Com circulação precoce de vírus como Influenza, VSR e Covid-19, o Brasil enfrenta aumento das internações e necessidade urgente de medidas preventivas

A temporada das doenças respiratórias no Brasil chegou antes do esperado, impulsionando internações e demandando ações de vacinação imediatas.
A antecipação da temporada das doenças respiratórias no Brasil
A circulação precoce das doenças respiratórias, especialmente Influenza, vírus sincicial respiratório (VSR) e Covid-19, tem provocado um aumento significativo nas internações hospitalares em todo o Brasil. Essa mudança no padrão sazonal das infecções respiratórias exigiu que as autoridades de saúde antecipassem ações preventivas, incluindo a campanha nacional de vacinação, tradicionalmente prevista para iniciar mais tarde, mas que em 2026 começou a ocorrer em março. A infectologista Rosana Richtmann, do Instituto de Infectologia Emílio Ribas, destaca que “com a baixa das temperaturas, temos uma conspiração viral nesta época do ano”, reforçando a complexidade da situação enfrentada pelas autoridades e população.

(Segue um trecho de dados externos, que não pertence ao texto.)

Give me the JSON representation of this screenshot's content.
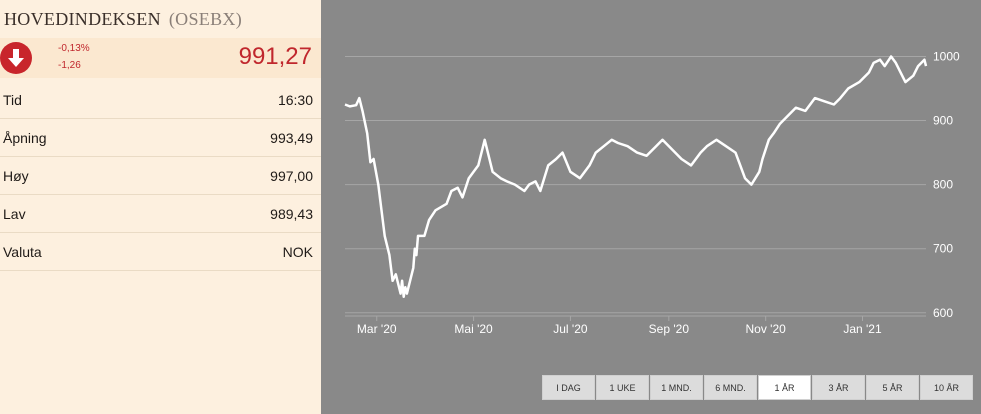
{
  "header": {
    "name": "HOVEDINDEKSEN",
    "symbol": "(OSEBX)"
  },
  "quote": {
    "change_pct": "-0,13%",
    "change_abs": "-1,26",
    "last": "991,27",
    "direction_icon": "arrow-down-icon",
    "down_color": "#c8252b"
  },
  "details": [
    {
      "label": "Tid",
      "value": "16:30"
    },
    {
      "label": "Åpning",
      "value": "993,49"
    },
    {
      "label": "Høy",
      "value": "997,00"
    },
    {
      "label": "Lav",
      "value": "989,43"
    },
    {
      "label": "Valuta",
      "value": "NOK"
    }
  ],
  "tabs": [
    {
      "label": "I DAG",
      "active": false
    },
    {
      "label": "1 UKE",
      "active": false
    },
    {
      "label": "1 MND.",
      "active": false
    },
    {
      "label": "6 MND.",
      "active": false
    },
    {
      "label": "1 ÅR",
      "active": true
    },
    {
      "label": "3 ÅR",
      "active": false
    },
    {
      "label": "5 ÅR",
      "active": false
    },
    {
      "label": "10 ÅR",
      "active": false
    }
  ],
  "chart_data": {
    "type": "line",
    "title": "",
    "xlabel": "",
    "ylabel": "",
    "x_ticks": [
      "Mar '20",
      "Mai '20",
      "Jul '20",
      "Sep '20",
      "Nov '20",
      "Jan '21"
    ],
    "y_ticks": [
      600,
      700,
      800,
      900,
      1000
    ],
    "ylim": [
      595,
      1060
    ],
    "grid": true,
    "colors": {
      "background": "#898989",
      "line": "#ffffff",
      "grid": "#a6a6a6",
      "tick_text": "#ffffff"
    },
    "x": [
      "2020-02-10",
      "2020-02-13",
      "2020-02-17",
      "2020-02-19",
      "2020-02-21",
      "2020-02-24",
      "2020-02-26",
      "2020-02-28",
      "2020-03-02",
      "2020-03-04",
      "2020-03-06",
      "2020-03-09",
      "2020-03-11",
      "2020-03-13",
      "2020-03-16",
      "2020-03-17",
      "2020-03-18",
      "2020-03-19",
      "2020-03-20",
      "2020-03-23",
      "2020-03-24",
      "2020-03-25",
      "2020-03-26",
      "2020-03-27",
      "2020-03-31",
      "2020-04-03",
      "2020-04-07",
      "2020-04-14",
      "2020-04-17",
      "2020-04-21",
      "2020-04-24",
      "2020-04-28",
      "2020-05-04",
      "2020-05-08",
      "2020-05-13",
      "2020-05-18",
      "2020-05-22",
      "2020-05-27",
      "2020-06-02",
      "2020-06-05",
      "2020-06-09",
      "2020-06-12",
      "2020-06-17",
      "2020-06-22",
      "2020-06-26",
      "2020-07-01",
      "2020-07-07",
      "2020-07-13",
      "2020-07-17",
      "2020-07-22",
      "2020-07-27",
      "2020-07-31",
      "2020-08-06",
      "2020-08-12",
      "2020-08-18",
      "2020-08-24",
      "2020-08-28",
      "2020-09-03",
      "2020-09-09",
      "2020-09-15",
      "2020-09-21",
      "2020-09-25",
      "2020-10-01",
      "2020-10-07",
      "2020-10-13",
      "2020-10-19",
      "2020-10-23",
      "2020-10-28",
      "2020-10-30",
      "2020-11-03",
      "2020-11-06",
      "2020-11-10",
      "2020-11-16",
      "2020-11-20",
      "2020-11-26",
      "2020-12-02",
      "2020-12-08",
      "2020-12-14",
      "2020-12-18",
      "2020-12-23",
      "2020-12-30",
      "2021-01-05",
      "2021-01-08",
      "2021-01-12",
      "2021-01-15",
      "2021-01-19",
      "2021-01-22",
      "2021-01-26",
      "2021-01-28",
      "2021-02-02",
      "2021-02-05",
      "2021-02-09",
      "2021-02-10"
    ],
    "series": [
      {
        "values": [
          925,
          922,
          924,
          935,
          915,
          880,
          835,
          840,
          800,
          760,
          720,
          690,
          650,
          660,
          630,
          650,
          625,
          640,
          630,
          660,
          670,
          700,
          690,
          720,
          720,
          745,
          760,
          770,
          790,
          795,
          780,
          810,
          830,
          870,
          820,
          810,
          805,
          800,
          790,
          800,
          805,
          790,
          830,
          840,
          850,
          820,
          810,
          830,
          850,
          860,
          870,
          865,
          860,
          850,
          845,
          860,
          870,
          855,
          840,
          830,
          850,
          860,
          870,
          860,
          850,
          810,
          800,
          820,
          840,
          870,
          880,
          895,
          910,
          920,
          915,
          935,
          930,
          925,
          935,
          950,
          960,
          975,
          990,
          995,
          985,
          1000,
          990,
          970,
          960,
          970,
          985,
          995,
          985
        ]
      }
    ]
  }
}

Fatores que influenciam a modificação do calendário viral
Diversos elementos contribuem para a alteração na sazonalidade das doenças respiratórias no Brasil. A globalização, com o aumento do fluxo de viajantes, facilita a rápida disseminação dos vírus. Além disso, mudanças climáticas têm impactado o comportamento e a sobrevivência desses patógenos no ambiente. Outro aspecto crucial é a redução nas coberturas vacinais, que diminui a imunidade coletiva, tornando a população mais suscetível a infecções. A pediatra Mônica Levi, presidente da Sociedade Brasileira de Imunizações (SBIm), ressalta que “o VSR ocorre o ano todo, embora seja mais marcante de março a julho”, e que o vírus da Covid-19 “nunca respeitou sazonalidade”, enquanto o Influenza apresenta particularidades climáticas em regiões tropicais como o Brasil.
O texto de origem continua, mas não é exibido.